Sunday, February 10, 2013

Blow it Out Your Ass!!!

Yeah, I didn't post in 2012, I was busy...but in 2013 we have much more pressing issues.......allow me to elaborate. How would it strike you if I were to sneeze directly into your favorite dish, an then, with out hesitation, present this contaminated culinary concoction so non-chalantly as though you would have no objection to this repugnant gesture. You would be pissed, and rightfully so. With that being said, can somebody please tell me why the fuck, in this day in age, are we still blowing out birthday candles.  Seriously people!!! How many times have you gone to some old bags birthday and watched this decrepit fucker nearly blow his dentures all over the goddamn cake trying to blow out all 81 candles, meanwhile drenching your soon to be sliced and served sugary delight with DEATH BREATH and decades old speckles of saliva.

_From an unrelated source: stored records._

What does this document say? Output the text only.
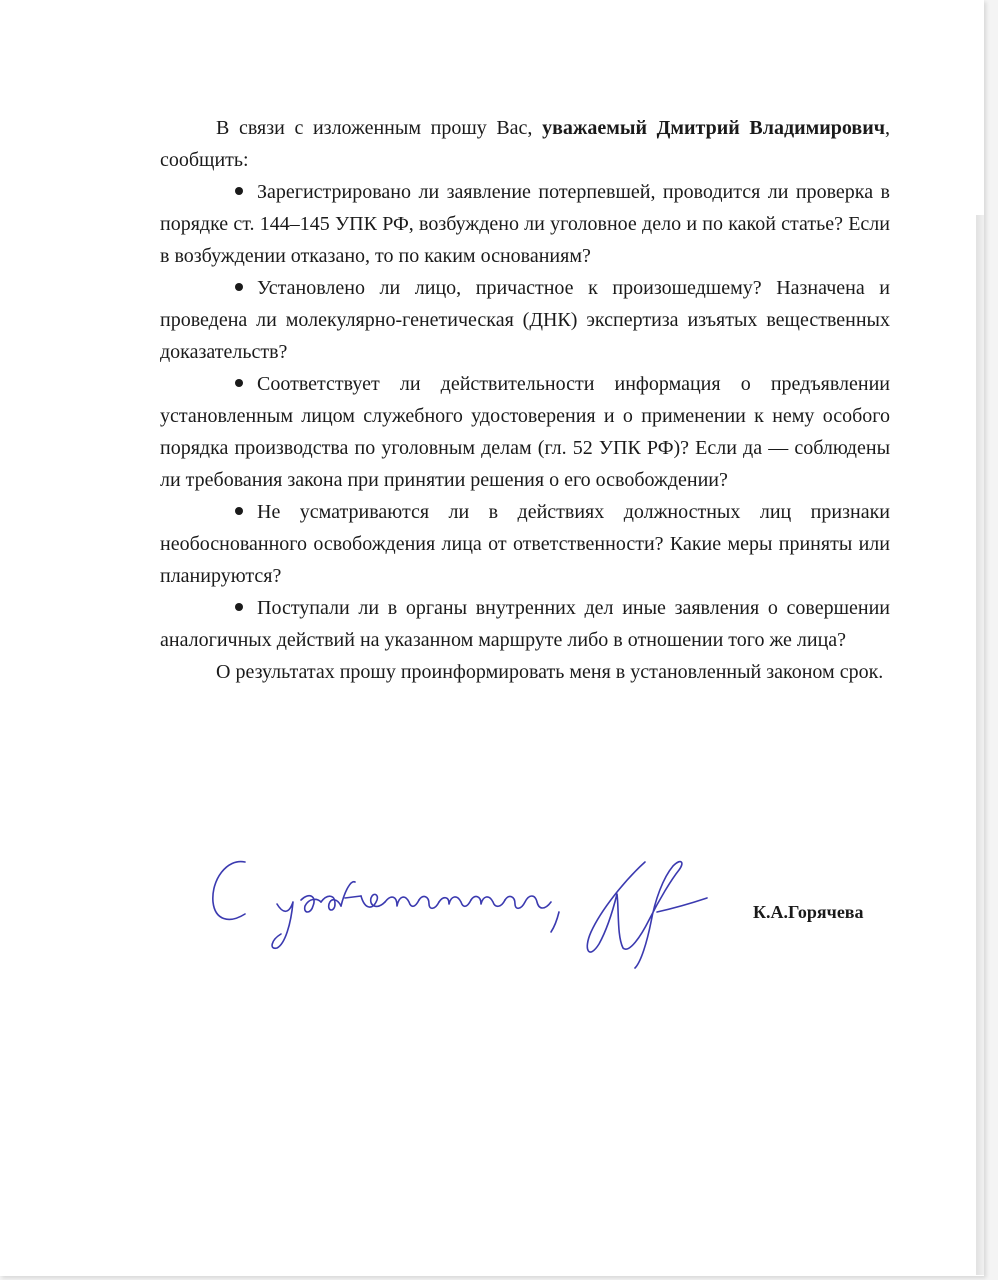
В связи с изложенным прошу Вас, уважаемый Дмитрий Владимирович, сообщить:

Зарегистрировано ли заявление потерпевшей, проводится ли проверка в порядке ст. 144–145 УПК РФ, возбуждено ли уголовное дело и по какой статье? Если в возбуждении отказано, то по каким основаниям?

Установлено ли лицо, причастное к произошедшему? Назначена и проведена ли молекулярно-генетическая (ДНК) экспертиза изъятых вещественных доказательств?

Соответствует ли действительности информация о предъявлении установленным лицом служебного удостоверения и о применении к нему особого порядка производства по уголовным делам (гл. 52 УПК РФ)? Если да — соблюдены ли требования закона при принятии решения о его освобождении?

Не усматриваются ли в действиях должностных лиц признаки необоснованного освобождения лица от ответственности? Какие меры приняты или планируются?

Поступали ли в органы внутренних дел иные заявления о совершении аналогичных действий на указанном маршруте либо в отношении того же лица?

О результатах прошу проинформировать меня в установленный законом срок.

К.А.Горячева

Year after year, and party after party we let this shit go down. Instead of clapping and congratulating this inconsiderate bastard, next time they hand you this editable "Fuck You", perhaps a "thanks, but, no thanks" is in order. Think about it, haven't we all been to little 3 year old Johnny's party, where after a 45-minute coughing fit and a reassurance from his mother that he's "not contagious anymore", we watch this little human-disease-factory blow all over an ice cream cake and serve it to us on what might as well be a petri dish. How have we let this slide for so many generations??? The cycle must be broken. We must take a stand against the mindless acceptance of this cultural stink-palm.  I don't stick my hand up my ass and shake your hand, so please don't blow all over my food and call it kosher you nasty motherfuckers.  Thats all....thank you.